Benchmarks

Small dataset problem

Synthetic dataset generation

A range of generative models were fitted on Iris Dataset using a GenerativeModel instance. The Hyperopt time parameter equaled 10 seconds and 100 synthetic samples were used to evaluate overfitting. Firstly, GenerativeModel instance was fitted with respect to Zu metric.

_images/zu_iris.png

Overall runtime took 1.13 min. The best performance was demonstrated by statsmodel’s implementation of KDE with likelihood maximization. Zu metric value for this option is quite close to zero, which means that a generative model outputs similar samples and does not overfit.

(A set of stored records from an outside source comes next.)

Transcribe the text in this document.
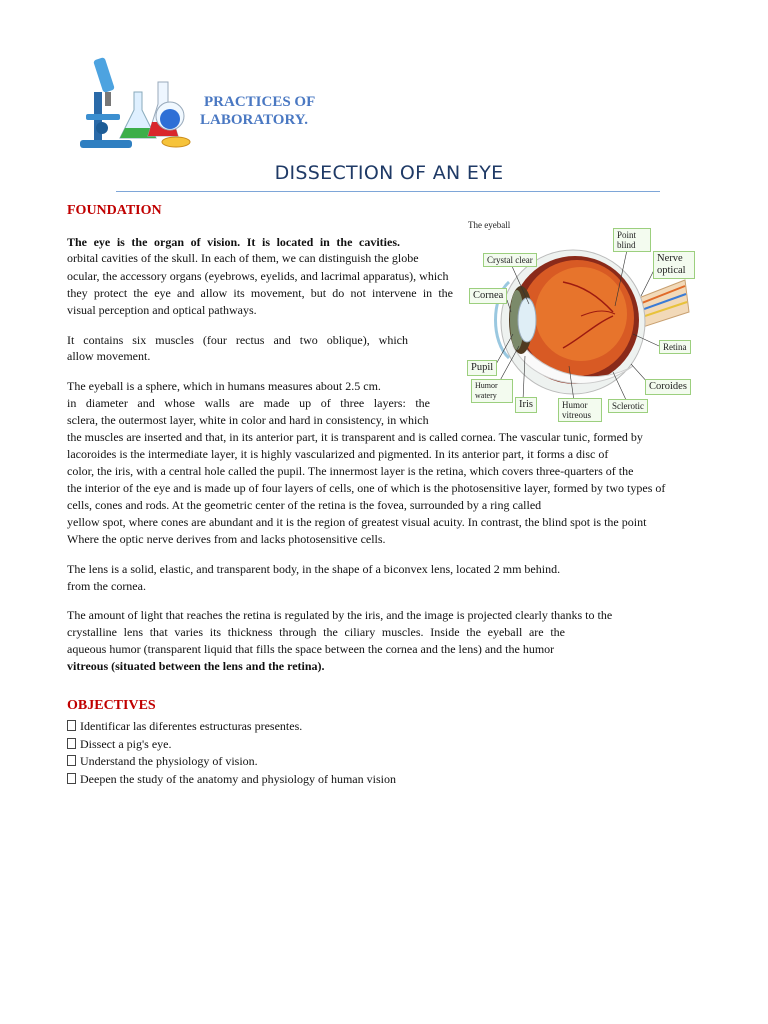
PRACTICES OF
LABORATORY.
DISSECTION OF AN EYE
FOUNDATION
The eye is the organ of vision. It is located in the cavities.
orbital cavities of the skull. In each of them, we can distinguish the globe
ocular, the accessory organs (eyebrows, eyelids, and lacrimal apparatus), which
they protect the eye and allow its movement, but do not intervene in the
visual perception and optical pathways.
It contains six muscles (four rectus and two oblique), which
allow movement.
The eyeball is a sphere, which in humans measures about 2.5 cm.
in diameter and whose walls are made up of three layers: the
sclera, the outermost layer, white in color and hard in consistency, in which
the muscles are inserted and that, in its anterior part, it is transparent and is called cornea. The vascular tunic, formed by
lacoroides is the intermediate layer, it is highly vascularized and pigmented. In its anterior part, it forms a disc of
color, the iris, with a central hole called the pupil. The innermost layer is the retina, which covers three-quarters of the
the interior of the eye and is made up of four layers of cells, one of which is the photosensitive layer, formed by two types of
cells, cones and rods. At the geometric center of the retina is the fovea, surrounded by a ring called
yellow spot, where cones are abundant and it is the region of greatest visual acuity. In contrast, the blind spot is the point
Where the optic nerve derives from and lacks photosensitive cells.
The lens is a solid, elastic, and transparent body, in the shape of a biconvex lens, located 2 mm behind.
from the cornea.
The amount of light that reaches the retina is regulated by the iris, and the image is projected clearly thanks to the
crystalline lens that varies its thickness through the ciliary muscles. Inside the eyeball are the
aqueous humor (transparent liquid that fills the space between the cornea and the lens) and the humor
vitreous (situated between the lens and the retina).
The eyeball
Crystal clear
Point blind
Nerve optical
Cornea
Retina
Pupil
Humor watery
Iris	Humor vitreous
Sclerotic
Coroides
OBJECTIVES
Identificar las diferentes estructuras presentes.
Dissect a pig's eye.
Understand the physiology of vision.
Deepen the study of the anatomy and physiology of human vision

Deep learning models for tabular data showed worse performance as they require more time for hyper-parameters tuning and larger sample volume.

_images/c2st_iris.png

In addition to that, GenerativeModel was fitted on Iris Dataset with respect to Classifier Two-Sample Test metric. As can be seen, it takes more time to calculate this metric in comparison with Zu metric. However, it complements the overfitting analysis and allows to have a look from another perspective. According to Classifier Two-Sample Test, scikit-learn implementation of KDE outputs the best synthetic samples.

_images/zu_galaxy.png

Another example of GenerativeModel estimation includes Visualizing Galaxy Dataset with respect to Zu metric. Here, the best overfitting score was obtained by statsmodel’s implementation of KDE with likelihood maximization.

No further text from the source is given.